Joining two midpoints of sides of a triangle

Task

Suppose $ABC$ is a triangle. Let $M$ be the midpoint of $\overline{AB}$ and $\ell$ the line through $M$ parallel to $\overleftrightarrow{AC}$:

1. Show that angle $CAB$ is congruent to angle $PMB$ and that angle $BPM$ is congruent to angle $BCA$. Conclude that triangle $MBP$ is similar to triangle $ABC$.
2. Use part (a) to show that $P$ is the midpoint of $\overline{BC}$.

IM Commentary

This task is closely related to very important material about similarity and ratios in geometry. In this case, the point $M$ selected on the triangle $ABC$ is the midpoint of $\overline{AB}$. More generally, consider the picture below:

Here $F$ is any point on $\overline{AB}$ (other than one of the endpoints) and $G$ is the point on $\overline{BC}$ so that $\overleftrightarrow{FG}$ parallel to line $\overleftrightarrow{AC}$. Then we have the relationship

$$\frac{|FA|}{|AB|} = \frac{|GC|}{|BC|}.$$ The converse of this result holds as well: if $F$ is a point on $\overline{AB}$ and $G$ is a point on $\overline{BC}$ so that the above equality holds then then $\overleftrightarrow{FG}$ is parallel to $\overleftrightarrow{AC}$.

The argument presented here for midpoints works also in the more general setting mentioned in the above paragraph. Essential to this argument is the use of the AAA criterion for triangle similarity, G-SRT.3. The task can be used for assessment provided students are aware that they may use the AAA result in part (b) of this problem.

Solution

1. We require two auxiliary points on line $\ell$: a point $D$ so that $M$ is between $P$ and $D$ and a point $E$ so that $P$ is between $M$ and $E$ as in the picture below

   

   Lines $\ell$ and $\overleftrightarrow{AC}$ are parallel and $\overleftrightarrow{AB}$ is a transverse for these parallel lines. Therefore angle $CAB$ is congruent to angle $DMA$ since these are alternate interior angles for a transverse meeting parallel lines. Angle $DMA$ is congruent to angle $PMB$ by the vertical angle theorem. So angle $CAB$ is congruent to angle $PMB$.

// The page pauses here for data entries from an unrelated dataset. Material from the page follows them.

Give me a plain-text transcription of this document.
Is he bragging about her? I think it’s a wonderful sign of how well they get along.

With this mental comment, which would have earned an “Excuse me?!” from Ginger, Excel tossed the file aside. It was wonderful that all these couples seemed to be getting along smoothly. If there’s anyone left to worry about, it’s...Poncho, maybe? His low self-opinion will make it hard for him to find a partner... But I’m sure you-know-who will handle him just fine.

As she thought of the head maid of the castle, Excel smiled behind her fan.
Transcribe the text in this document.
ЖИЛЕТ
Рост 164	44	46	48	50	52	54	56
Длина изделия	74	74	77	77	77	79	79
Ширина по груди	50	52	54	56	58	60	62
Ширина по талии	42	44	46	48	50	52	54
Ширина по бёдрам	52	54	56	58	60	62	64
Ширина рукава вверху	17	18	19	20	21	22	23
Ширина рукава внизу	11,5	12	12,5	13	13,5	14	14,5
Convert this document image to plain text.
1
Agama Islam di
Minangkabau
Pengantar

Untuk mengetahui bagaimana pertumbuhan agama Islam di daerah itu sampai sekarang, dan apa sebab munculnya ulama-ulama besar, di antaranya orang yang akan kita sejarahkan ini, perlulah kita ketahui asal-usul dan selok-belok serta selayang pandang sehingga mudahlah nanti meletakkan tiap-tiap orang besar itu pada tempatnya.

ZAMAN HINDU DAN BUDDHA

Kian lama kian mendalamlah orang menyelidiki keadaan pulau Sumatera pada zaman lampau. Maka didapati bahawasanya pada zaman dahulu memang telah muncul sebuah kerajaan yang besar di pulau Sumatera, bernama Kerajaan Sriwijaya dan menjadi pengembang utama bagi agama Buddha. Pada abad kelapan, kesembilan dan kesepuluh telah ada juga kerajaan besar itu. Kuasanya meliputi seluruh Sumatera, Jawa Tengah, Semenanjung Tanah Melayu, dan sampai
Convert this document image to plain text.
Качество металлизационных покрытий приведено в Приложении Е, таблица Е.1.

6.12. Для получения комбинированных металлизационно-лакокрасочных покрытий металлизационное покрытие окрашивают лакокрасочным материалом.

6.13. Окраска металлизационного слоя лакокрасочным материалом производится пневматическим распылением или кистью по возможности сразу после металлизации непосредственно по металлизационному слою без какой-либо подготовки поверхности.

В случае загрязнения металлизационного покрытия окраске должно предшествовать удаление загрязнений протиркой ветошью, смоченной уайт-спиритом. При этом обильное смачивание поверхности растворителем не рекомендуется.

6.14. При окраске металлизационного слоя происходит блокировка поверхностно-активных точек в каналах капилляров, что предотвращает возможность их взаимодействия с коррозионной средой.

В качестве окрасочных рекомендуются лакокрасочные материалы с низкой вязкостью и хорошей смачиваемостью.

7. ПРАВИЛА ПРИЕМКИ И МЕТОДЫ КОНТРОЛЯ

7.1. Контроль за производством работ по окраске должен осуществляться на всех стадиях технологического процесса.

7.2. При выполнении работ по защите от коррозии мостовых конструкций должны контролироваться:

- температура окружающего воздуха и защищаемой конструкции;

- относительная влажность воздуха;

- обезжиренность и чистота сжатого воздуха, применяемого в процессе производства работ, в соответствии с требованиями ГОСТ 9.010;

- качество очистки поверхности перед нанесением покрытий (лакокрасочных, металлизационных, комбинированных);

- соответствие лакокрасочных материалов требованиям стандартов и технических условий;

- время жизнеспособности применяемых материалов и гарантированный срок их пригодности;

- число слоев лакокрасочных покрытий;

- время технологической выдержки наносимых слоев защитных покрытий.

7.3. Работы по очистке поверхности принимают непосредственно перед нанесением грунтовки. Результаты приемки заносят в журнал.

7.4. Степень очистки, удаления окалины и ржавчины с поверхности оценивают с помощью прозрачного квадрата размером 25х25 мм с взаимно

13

   The same argument will show that angles $BPM$ and $BCA$ are congruent: angle $BCA$ is congruent to angle $EPC$ (alternate interior angles) and angle $EPC$ is congruent to angle $BPM$ (vertical angles) establishing that angles $BCA$ and $BPM$ are congruent.

   We have $m(\angle ABC) = m(\angle MBP)$ since these are the same angles. Therefore the triangles $MBP$ and $ABC$ share three congruent angles and they are similar triangles. Alternatively, we could stop after producing two congruent angles and use the AA criterion for similarity of triangles.

2. Since triangles $MBP$ and $ABC$ are similar it follows that $$\frac{|PB|}{|CB|} = \frac{|BM|}{|BA|}.$$ Since $M$ is the midpoint of $\overline{BA}$, we have $\frac{|BM|}{|BA|} = \frac{1}{2}$ and so $\frac{|PB|}{|CB|} = \frac{1}{2}$ which means that $P$ is the midpoint of segment $\overline{CB}$.